Anyway, while I don't normally like peanut butter cookies, which I generally find too sandy and dry, I love this version, which is neither.  They are great - moist, a bit soft, interesting flavor, and currants!  The title of the recipe doesn't mention it, but the recipe calls for 1 1/2 cups of currants, and the cookies are liberally studded with them.  They give a nice flavor complement to the peanut butter and probably help keep them moist.

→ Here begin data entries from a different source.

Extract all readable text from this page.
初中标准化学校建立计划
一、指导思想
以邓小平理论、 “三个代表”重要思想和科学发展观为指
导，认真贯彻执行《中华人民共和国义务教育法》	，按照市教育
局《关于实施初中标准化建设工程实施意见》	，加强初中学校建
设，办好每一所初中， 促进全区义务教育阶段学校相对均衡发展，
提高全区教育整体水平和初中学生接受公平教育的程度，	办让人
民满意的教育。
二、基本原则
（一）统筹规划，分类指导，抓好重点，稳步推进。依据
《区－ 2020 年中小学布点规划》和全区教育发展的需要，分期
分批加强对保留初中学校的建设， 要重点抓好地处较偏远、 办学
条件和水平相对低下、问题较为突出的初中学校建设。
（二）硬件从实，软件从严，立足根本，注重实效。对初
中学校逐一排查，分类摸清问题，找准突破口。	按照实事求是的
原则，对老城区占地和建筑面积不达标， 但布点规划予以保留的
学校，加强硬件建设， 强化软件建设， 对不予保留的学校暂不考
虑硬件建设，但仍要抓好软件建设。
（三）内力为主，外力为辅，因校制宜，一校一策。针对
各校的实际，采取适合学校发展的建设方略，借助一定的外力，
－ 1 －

This has become one of Andrew Bodhi-Heart's signature recipes - he makes them much more often than I do.  And I am indebted to him this week because, although I made the dough, which requires overnight refrigeration, he actually formed the balls (the recipe calls for each to be 1 ounce, and he tells me he weighed each one - OCD, anyone?) and baked them.  That is a long and tedious process.  I was very fortunate that he had cleared his schedule for that day in order to study for his licensing exam, and that he was home to bake them in a time-out from studying.  Thanks!

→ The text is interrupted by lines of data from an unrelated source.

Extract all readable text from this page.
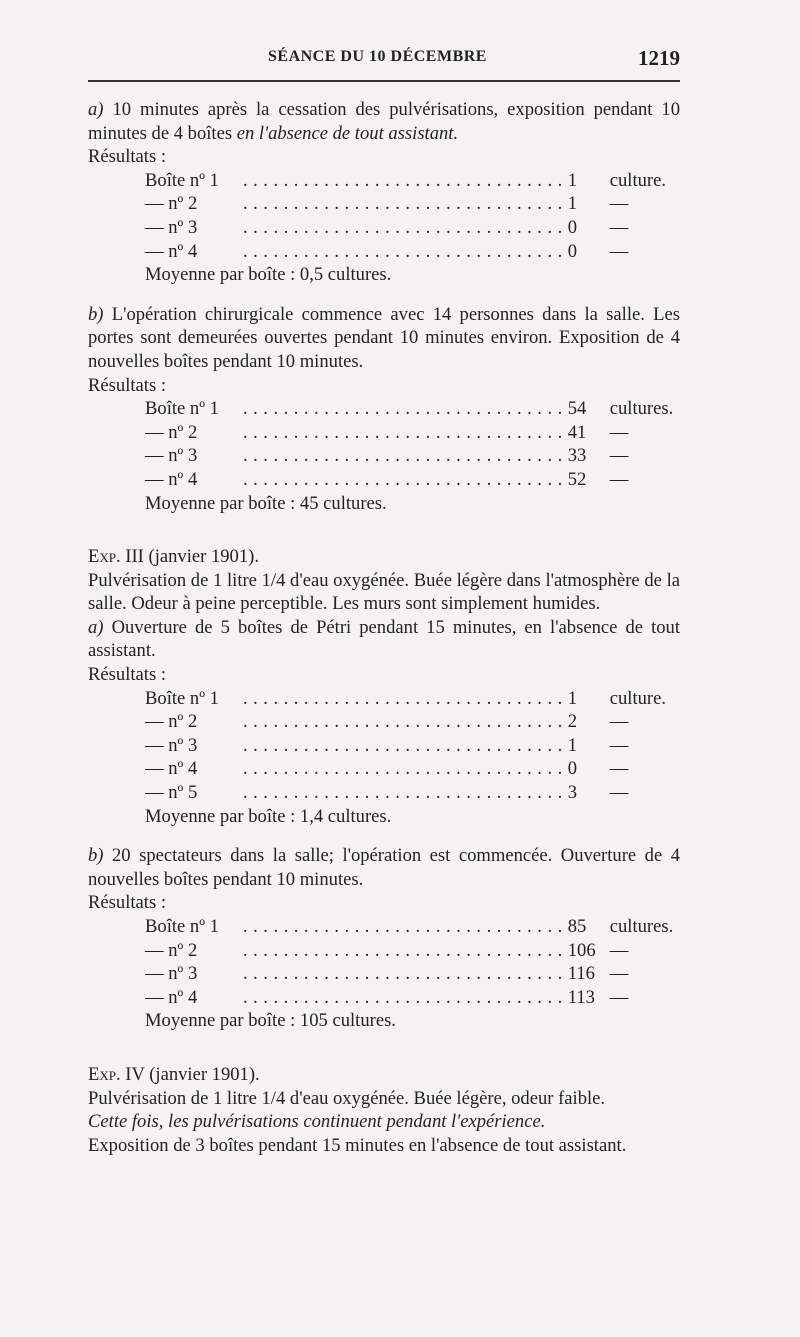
SÉANCE DU 10 DÉCEMBRE	1219

a) 10 minutes après la cessation des pulvérisations, exposition pendant 10 minutes de 4 boîtes en l'absence de tout assistant.

Résultats :
Boîte nº 1	................................	1	culture.
— nº 2	................................	1	—
— nº 3	................................	0	—
— nº 4	................................	0	—
Moyenne par boîte : 0,5 cultures.

b) L'opération chirurgicale commence avec 14 personnes dans la salle. Les portes sont demeurées ouvertes pendant 10 minutes environ. Exposition de 4 nouvelles boîtes pendant 10 minutes.

Résultats :
Boîte nº 1	................................	54	cultures.
— nº 2	................................	41	—
— nº 3	................................	33	—
— nº 4	................................	52	—
Moyenne par boîte : 45 cultures.
Exp. III (janvier 1901).

Pulvérisation de 1 litre 1/4 d'eau oxygénée. Buée légère dans l'atmosphère de la salle. Odeur à peine perceptible. Les murs sont simplement humides.

a) Ouverture de 5 boîtes de Pétri pendant 15 minutes, en l'absence de tout assistant.

Résultats :
Boîte nº 1	................................	1	culture.
— nº 2	................................	2	—
— nº 3	................................	1	—
— nº 4	................................	0	—
— nº 5	................................	3	—
Moyenne par boîte : 1,4 cultures.

b) 20 spectateurs dans la salle; l'opération est commencée. Ouverture de 4 nouvelles boîtes pendant 10 minutes.

Résultats :
Boîte nº 1	................................	85	cultures.
— nº 2	................................	106	—
— nº 3	................................	116	—
— nº 4	................................	113	—
Moyenne par boîte : 105 cultures.
Exp. IV (janvier 1901).

Pulvérisation de 1 litre 1/4 d'eau oxygénée. Buée légère, odeur faible.

Cette fois, les pulvérisations continuent pendant l'expérience.

Exposition de 3 boîtes pendant 15 minutes en l'absence de tout assistant.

I also promised I would thank him for his generous contribution to the second recipe.  Andrew is a Girl Scout Thin Mint fanatic - each year he orders not a box, but a case, from some lucky Girl Scout somewhere.  This recipe required that I triple it to make the volume necessary to feed the Zen Center and the many others for whom we are baking these days, and that meant using 3 sleeves - a box and a half - of Girl Scout cookies.  He tried to convince me that doubling the recipe would be sufficient, but in the end he acceded.  So three sleeves it is - indeed, not only did he agree, but he even chopped them up.  (Actually, I didn't weigh them to confirm that it was, in fact, three sleeves of cookies that ended up in the bowl and not two.  In light of my comments in the next paragraph, well, hmmm......)

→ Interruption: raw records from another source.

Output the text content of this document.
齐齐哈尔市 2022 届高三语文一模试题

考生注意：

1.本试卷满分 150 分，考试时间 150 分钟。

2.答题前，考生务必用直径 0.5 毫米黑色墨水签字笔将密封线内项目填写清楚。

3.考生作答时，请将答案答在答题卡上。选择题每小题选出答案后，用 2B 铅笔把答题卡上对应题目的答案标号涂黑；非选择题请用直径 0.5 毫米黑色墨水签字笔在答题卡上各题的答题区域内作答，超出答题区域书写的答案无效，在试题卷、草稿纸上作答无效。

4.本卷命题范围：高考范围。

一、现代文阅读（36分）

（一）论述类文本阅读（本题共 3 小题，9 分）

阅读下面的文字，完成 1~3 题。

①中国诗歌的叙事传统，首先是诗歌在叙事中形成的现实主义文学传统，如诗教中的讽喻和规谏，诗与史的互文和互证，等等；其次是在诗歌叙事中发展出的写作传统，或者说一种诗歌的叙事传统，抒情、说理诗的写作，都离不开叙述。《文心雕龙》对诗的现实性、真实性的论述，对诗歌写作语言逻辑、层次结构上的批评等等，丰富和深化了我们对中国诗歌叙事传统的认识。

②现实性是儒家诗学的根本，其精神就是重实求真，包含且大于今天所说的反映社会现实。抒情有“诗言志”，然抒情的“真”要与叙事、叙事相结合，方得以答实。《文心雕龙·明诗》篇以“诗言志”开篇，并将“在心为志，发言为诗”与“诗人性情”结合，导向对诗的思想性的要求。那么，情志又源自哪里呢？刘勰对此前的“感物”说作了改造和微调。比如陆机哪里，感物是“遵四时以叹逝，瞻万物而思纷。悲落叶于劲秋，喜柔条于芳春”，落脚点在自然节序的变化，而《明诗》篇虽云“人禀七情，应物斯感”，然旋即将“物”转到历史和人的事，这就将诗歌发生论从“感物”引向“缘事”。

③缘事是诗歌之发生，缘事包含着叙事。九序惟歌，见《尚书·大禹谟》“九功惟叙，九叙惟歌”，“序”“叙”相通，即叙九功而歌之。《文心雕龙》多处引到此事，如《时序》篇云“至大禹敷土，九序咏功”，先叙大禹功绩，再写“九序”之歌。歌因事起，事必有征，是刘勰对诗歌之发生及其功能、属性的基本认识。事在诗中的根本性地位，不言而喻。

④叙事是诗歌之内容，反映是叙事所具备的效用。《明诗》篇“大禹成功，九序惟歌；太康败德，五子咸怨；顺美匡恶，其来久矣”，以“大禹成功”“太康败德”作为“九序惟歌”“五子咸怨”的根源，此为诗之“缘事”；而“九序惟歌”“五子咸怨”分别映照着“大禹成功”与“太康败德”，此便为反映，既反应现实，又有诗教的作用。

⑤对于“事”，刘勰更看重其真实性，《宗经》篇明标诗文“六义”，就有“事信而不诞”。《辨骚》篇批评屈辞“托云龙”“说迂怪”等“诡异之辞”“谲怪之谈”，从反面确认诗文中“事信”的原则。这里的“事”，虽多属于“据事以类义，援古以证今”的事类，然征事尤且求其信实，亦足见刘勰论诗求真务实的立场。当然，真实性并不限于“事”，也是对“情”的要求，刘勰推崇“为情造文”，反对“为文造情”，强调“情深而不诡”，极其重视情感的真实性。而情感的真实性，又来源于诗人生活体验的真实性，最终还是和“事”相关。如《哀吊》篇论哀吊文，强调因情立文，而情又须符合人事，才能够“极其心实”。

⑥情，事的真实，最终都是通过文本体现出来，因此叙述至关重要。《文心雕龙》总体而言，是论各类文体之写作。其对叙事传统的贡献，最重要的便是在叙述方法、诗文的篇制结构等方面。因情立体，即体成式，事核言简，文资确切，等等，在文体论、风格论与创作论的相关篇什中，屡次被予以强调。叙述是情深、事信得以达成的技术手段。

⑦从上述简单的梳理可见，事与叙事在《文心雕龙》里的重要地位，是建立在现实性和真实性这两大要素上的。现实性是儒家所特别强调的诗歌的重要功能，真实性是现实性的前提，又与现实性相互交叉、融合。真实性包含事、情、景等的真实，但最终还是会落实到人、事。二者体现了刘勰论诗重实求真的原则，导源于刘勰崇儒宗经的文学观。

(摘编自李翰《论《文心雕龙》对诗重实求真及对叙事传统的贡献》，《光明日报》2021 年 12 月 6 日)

As for the finished result - meh.  The idea sounds so great - I mean, thin mints and brownies, right?  What could possibly be better?  The recipe is apparently an adaptation of a Martha Stewart brownie recipe, which replaces chocolate chips with chopped Thin Mint cookies.  But I found the brownies a bit too dry, and the Thin Mint flavor a bit too diluted.  And given the amount of very good chocolate and cocoa powder that went into these, this was quite a surprise.  Now, others seemed to think they were good, and they seemed to notice the Thin Mint flavor OK, but my expectations were not met.  If I were to do this again - which, given the above, will not be until another case of cookies arrives next year - I think I may use a different brownie recipe for my base.  Then again, David Lebovitz has a brownie recipe that use peppermint creme candy, and Dorie Greenspan has one that includes a middle layer of mini-peppermint patties, so there are lots of other ways to get my chocolate-peppermint fix if I can't wait a year.

In any event, happy baking and eating!